Nine severe ID male patients belonging to four families were recruited from the Isfahan and, Sistan & Balouchestan provinces of Iran. Pedigree analysis suggested the possibility of XLID (Fig. 1). The ages of patients ranged from 3 to 40 years at the time of recruitment, and they mainly exhibited severe ID with or without dysmorphic features congenitally. Clinical descriptions of patients are as follows:
Family I: The proband (Fig. 1-I-A-P(III-3)) was a 14-year-old boy with severe ID who was prenatally diagnosed with hydrocephalus and underwent ventriculoperitoneal shun surgery ten days after birth. He had lower limb muscle weakness in infancy and delayed milestones. He started walking at five years old through occupational therapy. He had no history of difficulties with upper limbs.

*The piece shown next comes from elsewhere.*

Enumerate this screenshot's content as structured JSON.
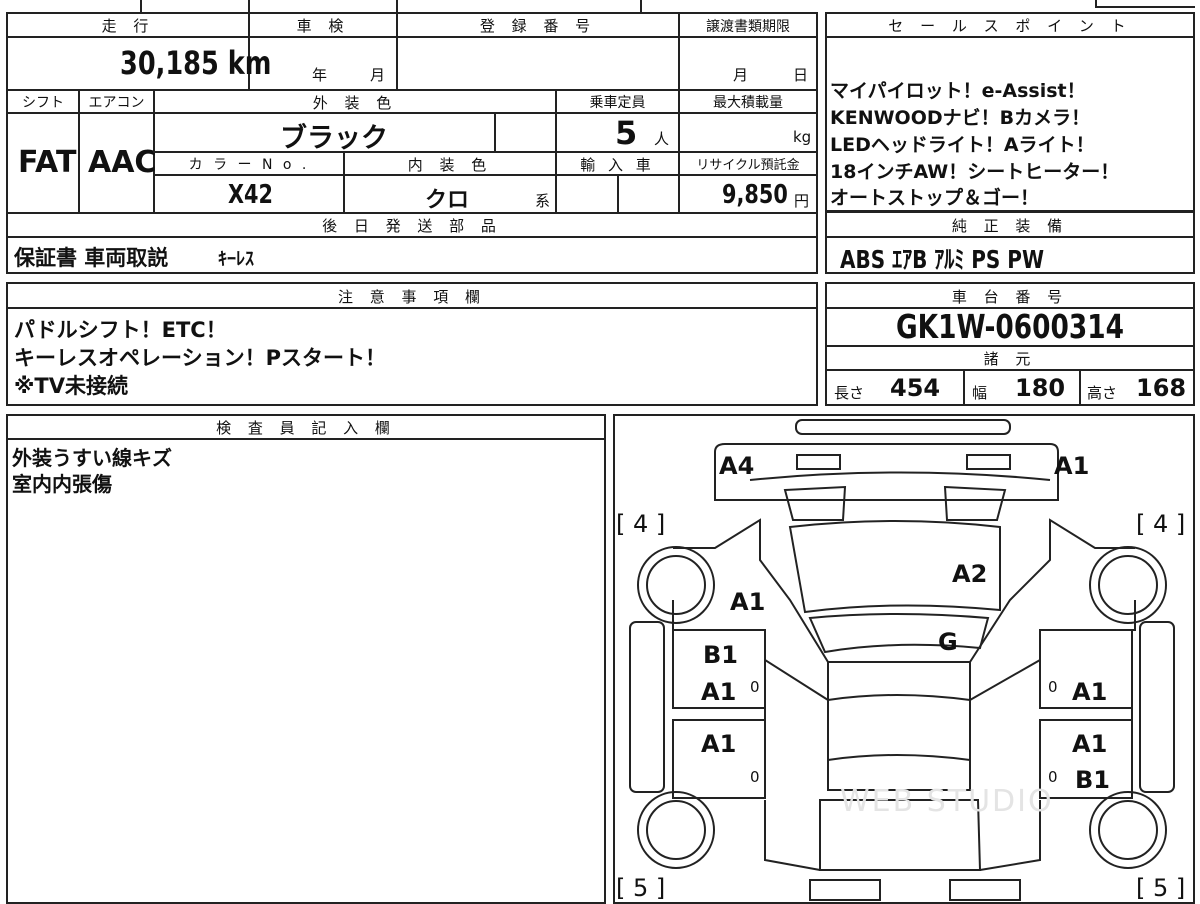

He suffered from delayed speech and language development and showed poor unclear speech (aphasia). He experienced multiple spasms, such as persistent neck and back muscle spasms that lasted about ten days (spastic paraplegia) and persistent stomach spasms since childhood. He manifested behavior problems, including; aggressive behavior, stressfulness, agitation, and self-injurious behavior (He showed bumps on finger joints due to chewing his fingers). He shows some dysmorphic features such as a long thin face, strabismus (hypertropia type), low-set ears, wide nasal bone, and a severe toe deformity that was corrected by surgery a couple of years ago. The mother had an abortion history of a male fetus in the 5th month of pregnancy for an unknown reason. He has two normal sisters without any medical issues. There are family histories of brain hemangioblastoma and severe ID in the maternal uncle (34 years old).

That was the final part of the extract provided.